Lesson Plan

Lesson Plan
Grade: Date: 17/01/2026
Subject: Economics
Lesson Topic: The difference between production and productivity
Learning Objective/s:
  • Describe the difference between production and productivity.
  • Explain how productivity is measured using total, average, and marginal product.
  • Calculate labour productivity from given data.
  • Analyse why productivity improvements affect costs and firm decisions.
  • Compare the implications of changes in production versus productivity for a firm.
Materials Needed:
  • Whiteboard and markers
  • Projector with slides
  • Handout with production vs productivity table
  • Calculator worksheets for productivity calculations
  • Sample data set (factory output and labour hours)
  • Graph paper or digital tool for drawing a production function
Introduction:
Begin with a quick poll: “If a factory makes more goods, does it automatically mean it is more efficient?” Connect this to students’ prior knowledge of output and cost. Explain that today they will distinguish production from productivity and identify why the distinction matters for firm decisions. Success will be shown by correctly calculating and interpreting productivity ratios.
Lesson Structure:
  1. Do‑Now (5') – Students answer the poll question on sticky notes and discuss differences between output and efficiency.
  2. Mini‑lecture (10') – Define production and productivity; introduce TP, AP, MP formulas with examples.
  3. Guided practice (12') – Work through the sample calculation of labour productivity; students complete a worksheet in pairs.
  4. Diagram activity (8') – Plot a simple production function and label TP, AP, MP points using graph paper or a digital tool.
  5. Comparative analysis (10') – In small groups, fill a table comparing implications of changes in production vs productivity on costs and decisions; share findings.

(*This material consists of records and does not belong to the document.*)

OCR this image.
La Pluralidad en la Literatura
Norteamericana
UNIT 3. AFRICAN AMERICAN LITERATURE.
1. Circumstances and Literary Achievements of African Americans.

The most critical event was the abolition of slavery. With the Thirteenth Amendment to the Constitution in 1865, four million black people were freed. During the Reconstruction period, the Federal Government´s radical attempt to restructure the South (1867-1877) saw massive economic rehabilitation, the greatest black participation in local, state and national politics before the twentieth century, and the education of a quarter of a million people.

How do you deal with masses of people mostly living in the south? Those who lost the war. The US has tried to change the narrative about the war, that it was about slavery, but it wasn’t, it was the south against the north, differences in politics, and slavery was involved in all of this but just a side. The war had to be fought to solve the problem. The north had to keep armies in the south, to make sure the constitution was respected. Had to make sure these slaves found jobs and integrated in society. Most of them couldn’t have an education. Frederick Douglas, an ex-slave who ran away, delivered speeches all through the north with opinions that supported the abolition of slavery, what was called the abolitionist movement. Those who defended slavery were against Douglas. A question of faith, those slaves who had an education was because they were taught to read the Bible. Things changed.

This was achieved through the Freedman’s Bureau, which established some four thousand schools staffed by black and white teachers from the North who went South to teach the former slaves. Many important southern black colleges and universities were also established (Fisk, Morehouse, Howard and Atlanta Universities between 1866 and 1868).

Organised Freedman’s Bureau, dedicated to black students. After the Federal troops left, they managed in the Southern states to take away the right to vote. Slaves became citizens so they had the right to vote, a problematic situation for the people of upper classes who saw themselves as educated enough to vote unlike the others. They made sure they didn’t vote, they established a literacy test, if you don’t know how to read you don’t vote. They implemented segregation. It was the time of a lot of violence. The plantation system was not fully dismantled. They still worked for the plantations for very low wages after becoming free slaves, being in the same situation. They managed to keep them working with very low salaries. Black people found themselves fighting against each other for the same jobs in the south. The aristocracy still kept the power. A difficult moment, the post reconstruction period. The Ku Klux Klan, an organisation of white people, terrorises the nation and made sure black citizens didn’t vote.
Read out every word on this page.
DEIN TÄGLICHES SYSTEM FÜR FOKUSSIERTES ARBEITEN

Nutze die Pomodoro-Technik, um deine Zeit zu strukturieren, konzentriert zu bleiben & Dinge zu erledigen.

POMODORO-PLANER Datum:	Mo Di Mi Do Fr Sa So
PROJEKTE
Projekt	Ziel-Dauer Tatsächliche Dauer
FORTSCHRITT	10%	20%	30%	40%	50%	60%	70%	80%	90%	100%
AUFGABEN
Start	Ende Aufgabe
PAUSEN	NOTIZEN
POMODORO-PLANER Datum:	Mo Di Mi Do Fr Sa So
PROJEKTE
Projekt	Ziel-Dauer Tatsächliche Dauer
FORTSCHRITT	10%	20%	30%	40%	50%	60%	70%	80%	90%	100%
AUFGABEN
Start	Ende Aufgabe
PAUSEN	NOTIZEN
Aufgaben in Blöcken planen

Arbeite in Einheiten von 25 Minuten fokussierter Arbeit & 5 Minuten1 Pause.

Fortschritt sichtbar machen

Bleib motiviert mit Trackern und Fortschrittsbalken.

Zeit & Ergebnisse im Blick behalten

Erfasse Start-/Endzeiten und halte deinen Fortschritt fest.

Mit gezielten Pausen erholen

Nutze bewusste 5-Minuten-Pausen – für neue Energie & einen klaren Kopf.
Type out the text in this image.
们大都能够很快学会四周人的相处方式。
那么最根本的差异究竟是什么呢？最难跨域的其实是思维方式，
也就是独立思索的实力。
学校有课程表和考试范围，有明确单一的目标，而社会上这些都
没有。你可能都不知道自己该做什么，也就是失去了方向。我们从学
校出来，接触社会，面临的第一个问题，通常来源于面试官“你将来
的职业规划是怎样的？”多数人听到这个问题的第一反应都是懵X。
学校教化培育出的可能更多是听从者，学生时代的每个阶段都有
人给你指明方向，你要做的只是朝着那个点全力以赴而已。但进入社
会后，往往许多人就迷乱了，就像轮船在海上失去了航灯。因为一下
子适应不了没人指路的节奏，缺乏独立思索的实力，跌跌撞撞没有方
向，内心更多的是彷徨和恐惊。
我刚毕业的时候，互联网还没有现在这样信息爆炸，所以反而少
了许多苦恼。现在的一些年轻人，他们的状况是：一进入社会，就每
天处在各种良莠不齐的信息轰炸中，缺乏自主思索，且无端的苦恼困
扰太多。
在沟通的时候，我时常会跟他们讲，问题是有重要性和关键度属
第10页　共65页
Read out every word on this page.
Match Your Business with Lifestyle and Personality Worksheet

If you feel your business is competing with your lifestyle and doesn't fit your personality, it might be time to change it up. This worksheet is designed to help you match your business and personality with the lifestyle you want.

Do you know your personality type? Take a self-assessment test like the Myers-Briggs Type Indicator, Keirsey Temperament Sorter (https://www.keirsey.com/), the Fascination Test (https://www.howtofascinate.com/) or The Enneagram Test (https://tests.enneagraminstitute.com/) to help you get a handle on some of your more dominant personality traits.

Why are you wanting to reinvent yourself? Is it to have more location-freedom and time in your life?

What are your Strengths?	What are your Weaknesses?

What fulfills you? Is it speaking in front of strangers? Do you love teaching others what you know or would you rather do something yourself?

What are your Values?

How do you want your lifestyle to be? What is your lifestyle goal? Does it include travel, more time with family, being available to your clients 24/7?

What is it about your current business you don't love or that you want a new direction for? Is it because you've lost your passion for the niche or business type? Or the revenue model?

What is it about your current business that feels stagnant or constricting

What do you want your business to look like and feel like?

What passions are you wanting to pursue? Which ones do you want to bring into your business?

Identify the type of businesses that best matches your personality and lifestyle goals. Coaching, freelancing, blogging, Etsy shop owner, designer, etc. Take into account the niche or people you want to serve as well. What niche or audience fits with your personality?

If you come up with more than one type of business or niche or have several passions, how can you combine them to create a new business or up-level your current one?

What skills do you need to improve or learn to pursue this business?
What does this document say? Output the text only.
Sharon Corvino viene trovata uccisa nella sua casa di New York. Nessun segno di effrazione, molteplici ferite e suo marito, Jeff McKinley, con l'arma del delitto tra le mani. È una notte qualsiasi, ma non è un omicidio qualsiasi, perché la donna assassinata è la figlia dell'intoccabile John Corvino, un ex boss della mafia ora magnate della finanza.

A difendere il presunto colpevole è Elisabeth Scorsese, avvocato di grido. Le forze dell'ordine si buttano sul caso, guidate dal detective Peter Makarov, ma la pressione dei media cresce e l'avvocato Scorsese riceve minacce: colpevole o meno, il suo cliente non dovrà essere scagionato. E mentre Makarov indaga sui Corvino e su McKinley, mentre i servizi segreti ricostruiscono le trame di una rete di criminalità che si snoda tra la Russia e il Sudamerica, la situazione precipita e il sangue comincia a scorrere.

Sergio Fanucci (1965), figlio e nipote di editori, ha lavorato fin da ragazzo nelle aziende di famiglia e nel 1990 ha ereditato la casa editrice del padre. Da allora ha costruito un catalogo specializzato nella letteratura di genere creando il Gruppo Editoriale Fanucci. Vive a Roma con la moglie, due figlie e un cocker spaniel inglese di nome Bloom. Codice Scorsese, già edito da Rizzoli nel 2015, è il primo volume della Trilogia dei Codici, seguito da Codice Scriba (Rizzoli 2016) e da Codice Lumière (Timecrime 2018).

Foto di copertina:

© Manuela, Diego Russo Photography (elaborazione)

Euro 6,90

  6. Check for understanding (5') – Quick quiz (exit ticket) with 2‑3 questions on definitions and calculations.
Conclusion:
Summarise that production measures total output while productivity measures efficiency per input, and that higher productivity can lower costs even without higher output. Students complete an exit ticket answering one definition and one calculation. For homework, assign a short problem set to calculate productivity for a different industry scenario.